Forecasts just a little bit off can create big errors for conditions in future decades. With the benefit of hindsight, we can see Social Security overestimated fertility rates. With fertility rates coming in lower than expected, there have been fewer workers paying in to the system.

At the same time, Social Security underestimated the increased life span of those receiving Social Security. So the combination of less money coming in and more money going out moved forward the day of financial reckoning for Social Security.

What can be done? The answer is rather straightforward – we need another commission to agree upon a new set of fixes for Social Security.

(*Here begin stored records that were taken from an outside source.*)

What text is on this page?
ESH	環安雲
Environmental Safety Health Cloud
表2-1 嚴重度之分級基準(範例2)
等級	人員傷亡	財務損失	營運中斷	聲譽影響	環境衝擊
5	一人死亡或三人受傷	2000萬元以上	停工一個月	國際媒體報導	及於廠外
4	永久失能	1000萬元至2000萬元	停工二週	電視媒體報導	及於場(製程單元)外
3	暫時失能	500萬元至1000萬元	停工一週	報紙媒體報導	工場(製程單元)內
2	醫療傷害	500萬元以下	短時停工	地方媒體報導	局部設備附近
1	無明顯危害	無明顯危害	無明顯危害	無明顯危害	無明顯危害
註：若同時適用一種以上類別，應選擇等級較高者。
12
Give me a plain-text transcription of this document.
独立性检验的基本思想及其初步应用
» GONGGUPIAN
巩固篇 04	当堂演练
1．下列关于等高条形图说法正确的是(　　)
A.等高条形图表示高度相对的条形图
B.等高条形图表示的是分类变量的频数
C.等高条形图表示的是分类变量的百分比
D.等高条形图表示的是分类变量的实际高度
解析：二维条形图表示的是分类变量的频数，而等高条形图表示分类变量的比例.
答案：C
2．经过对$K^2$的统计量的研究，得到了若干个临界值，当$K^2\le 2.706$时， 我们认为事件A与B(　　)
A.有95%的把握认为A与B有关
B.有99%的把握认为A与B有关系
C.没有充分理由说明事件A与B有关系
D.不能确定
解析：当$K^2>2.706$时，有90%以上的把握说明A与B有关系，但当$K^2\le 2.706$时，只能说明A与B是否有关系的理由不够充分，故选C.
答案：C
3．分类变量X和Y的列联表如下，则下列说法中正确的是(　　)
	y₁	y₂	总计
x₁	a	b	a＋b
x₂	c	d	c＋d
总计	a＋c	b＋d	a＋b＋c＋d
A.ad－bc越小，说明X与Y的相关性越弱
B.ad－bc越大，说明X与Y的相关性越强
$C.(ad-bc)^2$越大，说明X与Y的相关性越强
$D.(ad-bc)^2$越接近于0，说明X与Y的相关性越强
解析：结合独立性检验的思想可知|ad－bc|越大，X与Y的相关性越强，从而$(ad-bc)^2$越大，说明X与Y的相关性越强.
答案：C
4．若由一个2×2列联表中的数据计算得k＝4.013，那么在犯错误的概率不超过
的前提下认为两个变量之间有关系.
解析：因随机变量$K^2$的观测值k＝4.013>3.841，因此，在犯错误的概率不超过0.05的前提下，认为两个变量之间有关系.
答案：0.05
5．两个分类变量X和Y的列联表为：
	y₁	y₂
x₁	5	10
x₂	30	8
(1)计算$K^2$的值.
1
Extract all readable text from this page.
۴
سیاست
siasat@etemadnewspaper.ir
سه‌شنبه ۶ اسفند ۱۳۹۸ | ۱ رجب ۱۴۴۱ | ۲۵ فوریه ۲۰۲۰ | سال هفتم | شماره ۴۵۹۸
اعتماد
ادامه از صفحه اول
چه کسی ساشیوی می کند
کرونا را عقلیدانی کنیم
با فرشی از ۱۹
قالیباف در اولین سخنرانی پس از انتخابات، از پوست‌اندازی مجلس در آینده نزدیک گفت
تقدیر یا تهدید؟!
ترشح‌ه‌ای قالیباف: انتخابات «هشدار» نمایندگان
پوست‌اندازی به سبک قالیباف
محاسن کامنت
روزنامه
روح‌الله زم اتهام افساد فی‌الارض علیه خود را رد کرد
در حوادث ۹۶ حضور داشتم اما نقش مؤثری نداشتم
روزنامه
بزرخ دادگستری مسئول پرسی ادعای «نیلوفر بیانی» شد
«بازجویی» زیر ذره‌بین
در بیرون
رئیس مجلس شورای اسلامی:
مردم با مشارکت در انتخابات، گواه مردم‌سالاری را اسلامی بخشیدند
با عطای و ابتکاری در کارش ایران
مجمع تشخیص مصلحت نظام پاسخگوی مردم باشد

Actually, President Obama did this in 2010 by appointing a commission headed by former U.S. Senator Alan Simpson and former White House Chief of Staff and UNC System President Erskine Bowles. The commission made some reasonable recommendations for extending the life of Social Security, but they were never adopted.

My theory on why the Simpson-Bowles Commission was ignored is that it was just too soon.  For our political system to deal with a crisis, that crisis sometimes has to be staring us in the face. So I predict sometime in the late 2020s or early 2030s, we’ll have another Social Security Commission. Some new fixes will then be included to extend the solvency of Social Security another 25 to 50 years.

And what might those fixes be? The federal Congressional Budget Office (CBO) has outlined 35 possibilities. Two that have struck me as possibilities are reducing the rate at which Social Security pensions increase for higher-income workers, and using a more modest inflation rate to calculate a recipient’s first payment. But I’m getting into the weeds here. The details are in the CBO report.

Will Social Security survive and will my wife (and eventually me) get our promised benefits? I think the answer is yes. How will that be accomplished? I don’t know for sure, but I think it will be the collective action of many people together deciding!

Walden is a William Neal Reynolds Distinguished Professor and Extension Economist in the Department of Agricultural and Resource Economics at North Carolina State University who teaches and writes on personal finance, economic outlook and public policy.